Selain kasus ini merusak dunia pendidikan, magang pada sistem atapun kurikulum pendidikan saat ini memang lebih menekankan pada jargon sekolah untuk kerja, belajar untuk kerja, pintar untuk kerja, intinya apapun berujung pada kata "kerja". Tidak aneh, sebab kita sekarang dalam sistem kapitalisme yang mana segala lini kehidupan dihubungkan pada kemanfaatan duniawi saja dan mengenyampingkan agama pada aspek kehidupan. Dalam sistem ini standar kesuksesan juga diukur dengan sebanyak-banyaknya harta dunia yang bisa dikumpulkan, semakin banyak harta semakin naik derajat kesuksesannya. Sehingga tidak aneh jika kebanyakan motivasi belajar anak bangsa saat ini adalah belajar hanya untuk kerja dan harta.

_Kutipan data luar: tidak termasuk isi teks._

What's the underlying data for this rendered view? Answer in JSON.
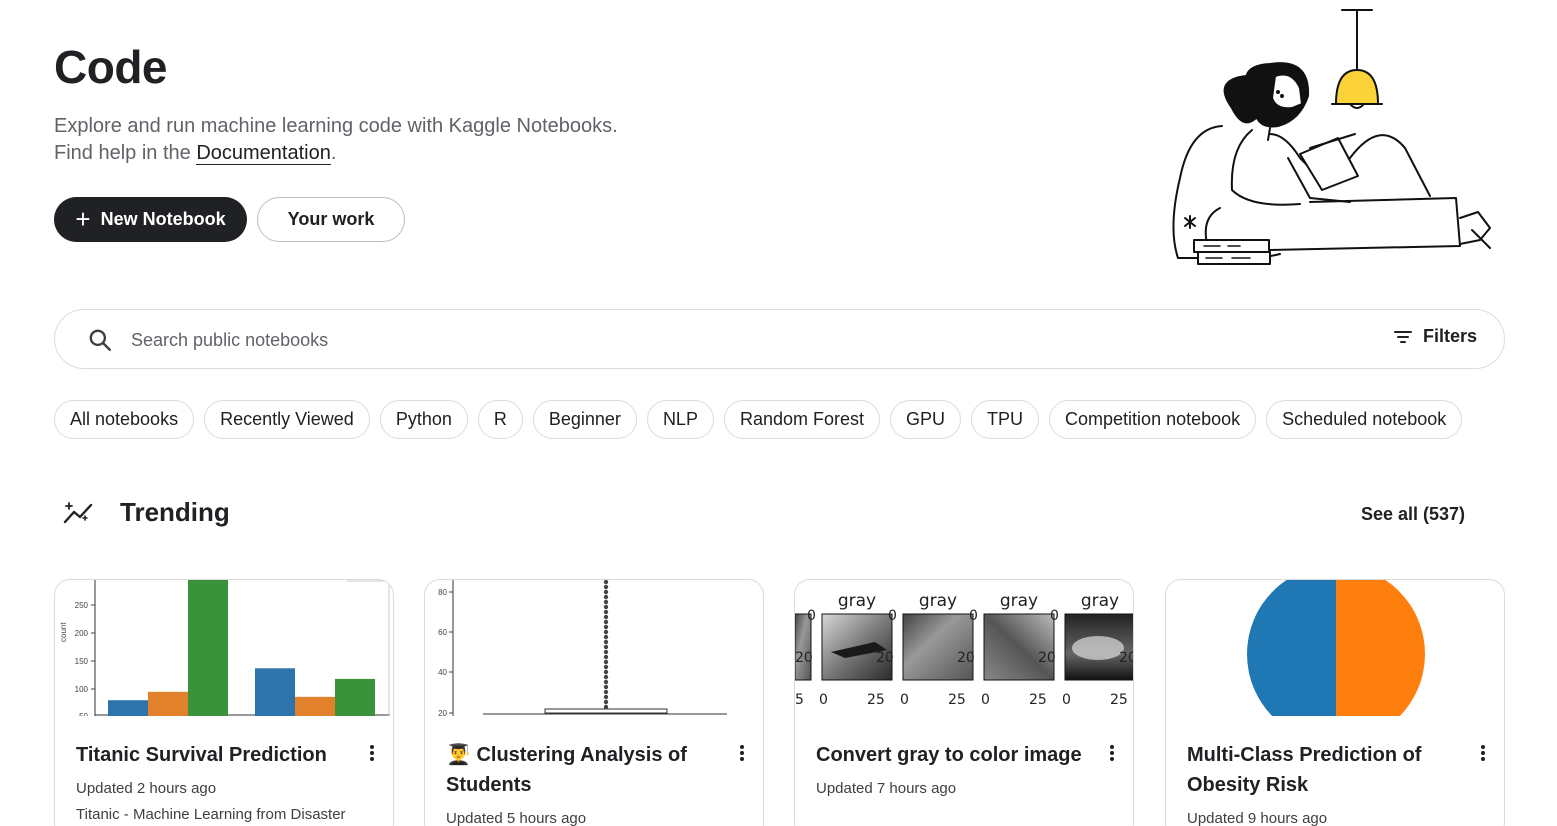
{
  "header": {
    "title": "Code",
    "subtitle_line1": "Explore and run machine learning code with Kaggle Notebooks.",
    "subtitle_line2_prefix": "Find help in the ",
    "documentation_link": "Documentation",
    "subtitle_line2_suffix": "."
  },
  "actions": {
    "new_notebook": "New Notebook",
    "your_work": "Your work"
  },
  "search": {
    "placeholder": "Search public notebooks",
    "filters_label": "Filters"
  },
  "chips": [
    "All notebooks",
    "Recently Viewed",
    "Python",
    "R",
    "Beginner",
    "NLP",
    "Random Forest",
    "GPU",
    "TPU",
    "Competition notebook",
    "Scheduled notebook"
  ],
  "trending": {
    "title": "Trending",
    "see_all": "See all (537)"
  },
  "cards": [
    {
      "title": "Titanic Survival Prediction",
      "updated": "Updated 2 hours ago",
      "source": "Titanic - Machine Learning from Disaster",
      "thumb": {
        "ylabel": "count",
        "ticks": [
          "250",
          "200",
          "150",
          "100",
          "50"
        ],
        "bars": [
          80,
          95,
          300,
          137,
          86,
          118
        ]
      }
    },
    {
      "title": "👨‍🎓 Clustering Analysis of Students",
      "updated": "Updated 5 hours ago",
      "thumb": {
        "ticks": [
          "80",
          "60",
          "40",
          "20"
        ]
      }
    },
    {
      "title": "Convert gray to color image",
      "updated": "Updated 7 hours ago",
      "thumb": {
        "panel_title": "gray",
        "tick_left": "0",
        "tick_mid": "20",
        "tick_right": "25",
        "tick_edge": "5"
      }
    },
    {
      "title": "Multi-Class Prediction of Obesity Risk",
      "updated": "Updated 9 hours ago",
      "thumb": {
        "colors": [
          "#1f77b4",
          "#ff7f0e"
        ]
      }
    }
  ]
}
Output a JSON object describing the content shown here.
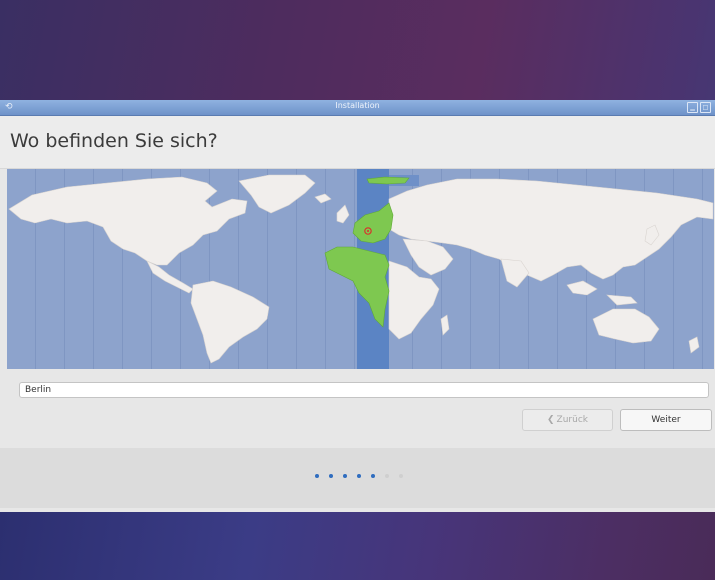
{
  "window": {
    "title": "Installation",
    "icon": "installer-icon",
    "controls": [
      "minimize-icon",
      "maximize-icon"
    ]
  },
  "page": {
    "heading": "Wo befinden Sie sich?"
  },
  "location": {
    "value": "Berlin"
  },
  "buttons": {
    "back_label": "Zurück",
    "next_label": "Weiter"
  },
  "progress": {
    "total_steps": 7,
    "completed_steps": 5
  },
  "colors": {
    "accent": "#2f6dbf",
    "highlighted_timezone": "#7ec850",
    "map_ocean": "#8da3cc",
    "timezone_band": "#5b84c4"
  }
}
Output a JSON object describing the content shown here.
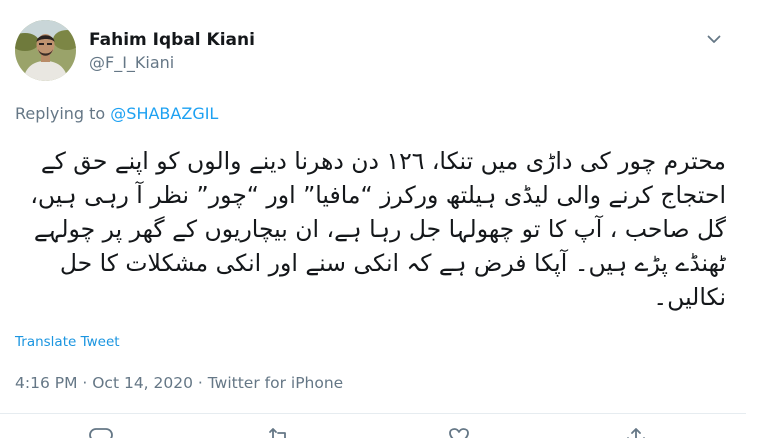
{
  "tweet": {
    "author": {
      "display_name": "Fahim Iqbal Kiani",
      "handle": "@F_I_Kiani",
      "avatar_icon": "profile-photo"
    },
    "replying_to": {
      "prefix": "Replying to",
      "mention": "@SHABAZGIL"
    },
    "text": "محترم چور کی داڑی میں تنکا، ۱۲٦ دن دھرنا دینے والوں کو اپنے حق کے احتجاج کرنے والی لیڈی ہیلتھ ورکرز “مافیا” اور “چور” نظر آ رہی ہیں، گل صاحب ، آپ کا تو چھولہا جل رہا ہے، ان بیچاریوں کے گھر پر چولہے ٹھنڈے پڑے ہیں۔ آپکا فرض ہے کہ انکی سنے اور انکی مشکلات کا حل نکالیں۔",
    "translate_label": "Translate Tweet",
    "timestamp": "4:16 PM · Oct 14, 2020 · Twitter for iPhone",
    "colors": {
      "link": "#1da1f2",
      "muted": "#657786",
      "divider": "#e6ecf0"
    },
    "actions": [
      "reply-icon",
      "retweet-icon",
      "like-icon",
      "share-icon"
    ]
  }
}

Berbeda dengan islam. Islam memiliki sistem pendidikan yang target besarnya yakni mencetak generasi berkepribadian islam (syahsiah islamiah), bukan pekerja.
Para siswa didorong untuk mendapatkan ilmu pengetahuan dan tsaqofah islam yang diperoleh pada masa pendidikan untuk dijadikan sebagai bekal kehidupan, alias solusi bagi permasalahan kehidupan, bukan hanya sekedar mendapatkan gelar dan kerja saja, Namun siswa dapat bermanfaat untuk kepentingan umat dan islam.
Selain itu, peserta didik dalam sistem pendidikan islam juga memperoleh pemahaman tentang hakikat bekerja menurut islam yang disertai seluruh keahlian ataupun pelatihan yang diperlukan untuk memasuki dunia kerja. Hal ini penting, sebab Bekerja adalah alah satu jalan mencari nafkah. Dan hukum asalnya bagi laki-laki adalah wajib, sedangkan perempuan itu boleh (mubah).
Islam juga mempunyai ilmu fiqih ekonomi sebagai bekal ketika bekerja nanti. Misalnya islam benar-benar teliti dalam mengatur tentang kontrak kerja (ijarah) sehingga majikan dan pekerja terhindar dari akad zalim yang justru bisa mengeksploitasi pekerja. Islam juga mengajarkan bagaimana mengelola harta agar tidak terjebak pada keharaman, seperti riba, judi dan penipuan.
Terkhusus untuk kaum perempuan, islam membolehkan mereka bekerja, namun harus terikat dengan hukum syariat dan tidak menyalahi fitrahnya sebagai perempuan.
Dari keistimewaan islam mengatur pendidikan tadi, islam juga menggratiskan pendidikan pada semua masyarakat yang berada di dalam negara yang menetapkan islam. Sebab dalam islam pendidikan merupakan kebutuhan yang harus dipenuhi negara, maka harus digratiskan negara. Biaya pemenuhan pendidikan itu sendiri dari pemasukan Baitul Mal yang dikelola negara untuk kepentingan umat.
Maka TPPO dengan berkedok magang atapun pendidikan, tidak akan terulang kembali In Sya Allah jika kita menerapkan Islam secara total dalam naungan Khilafah.